RESUMÉ
The Arabian Geopolitics series is a series of documentary studies that examines the key issues in the political evolution of strategic regions of the Arabian Peninsula. It explores the historical background to contemporary developments in political and territorial authority. It highlights the interaction of inter-state relations and claims, traditional trade and tribal activity and the extent to which natural resources dictate national claims.
This 6 volume set contains documents illustrating the origins of political and territorial authority, and the course of inter-state relations and claims, traditional trade and tribal activity in the area of the Saudi-Yemen border.

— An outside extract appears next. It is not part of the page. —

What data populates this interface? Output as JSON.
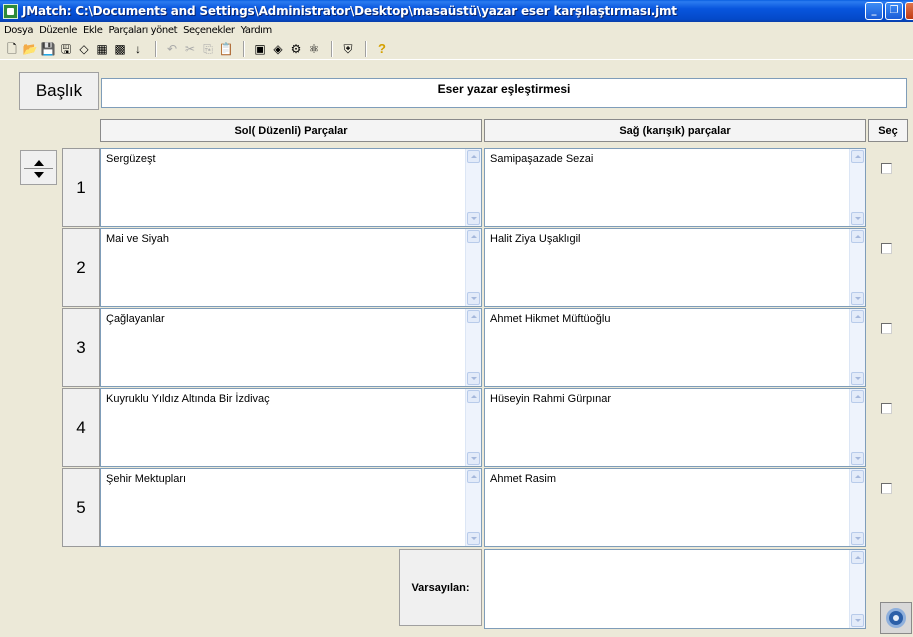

The editor, Richard Schofield, was Deputy Director of the Geopolitics Research Centre, School of Oriental and African Studies, London, and editor or author of numerous studies on Arab boundary questions.
HISTORICAL OVERVIEW
In Autumn 1995 the Saudi-Yemeni border constituted Arabia´s last indeterminate territorial limit, with the exception of its westernmost stretches, from the Red Sea to Najran, settled by a treaty of 1934. Talks between the Riyadh and Sana´a Governments on the unresolved border question had been intermittently in progress since July 1992. In February 1995 the two states signed a memorandum of understanding reaffirming the provision of the 1934 Treaty of Taif. The Treaty was formally renewed in June 1995, providing for a re-demarcation of the westernmost boundary and establishing a procedural framework for the settlement of the remainder of the boundary further east.
The six volumes in Arabian Geopolitics 1: South-west Arabia provide the reader with a wide historical context in which to view the efforts to finalise the political map of the south-western peninsula. Any settlement finally reached between Saudi Arabia and Yemen, whether by direct negotiations, third-party mediation or arbitration, would need to take full account of a number of critical factors which have shaped the history of their borderlands: the nature, strength and relevance of historic claims; the allegiance of tribes; the degree to which effective occupancy has been extended to the territory claimed by each state. Much useful information on these questions is provided in the records maintained by the British Government during their 129-year stay in Aden, selectively reproduced in this collection.
DOCUMENTARY IMPORTANCE
This collection of historical documents provides an examination of the border between Saudi Arabia and Yemen, as at 1995. Such an historical review highlights many of the tensions that have contributed to the more recent degradation of the relationship between the two states.
CONTENTS OUTLINE
Volumes 1 and 2 fall under the collective heading: Boundaries, territorial claims and disputes.
Volumes 3 to 5 are categorised under the general heading: The shaping of state territory in south-west Arabia.
Volume 6 reviews the twentieth-century history of non-British Western contacts with south-west Arabia: Italian interest, French interest in Shaikh Said, and the interests of the oil companies are successively documented.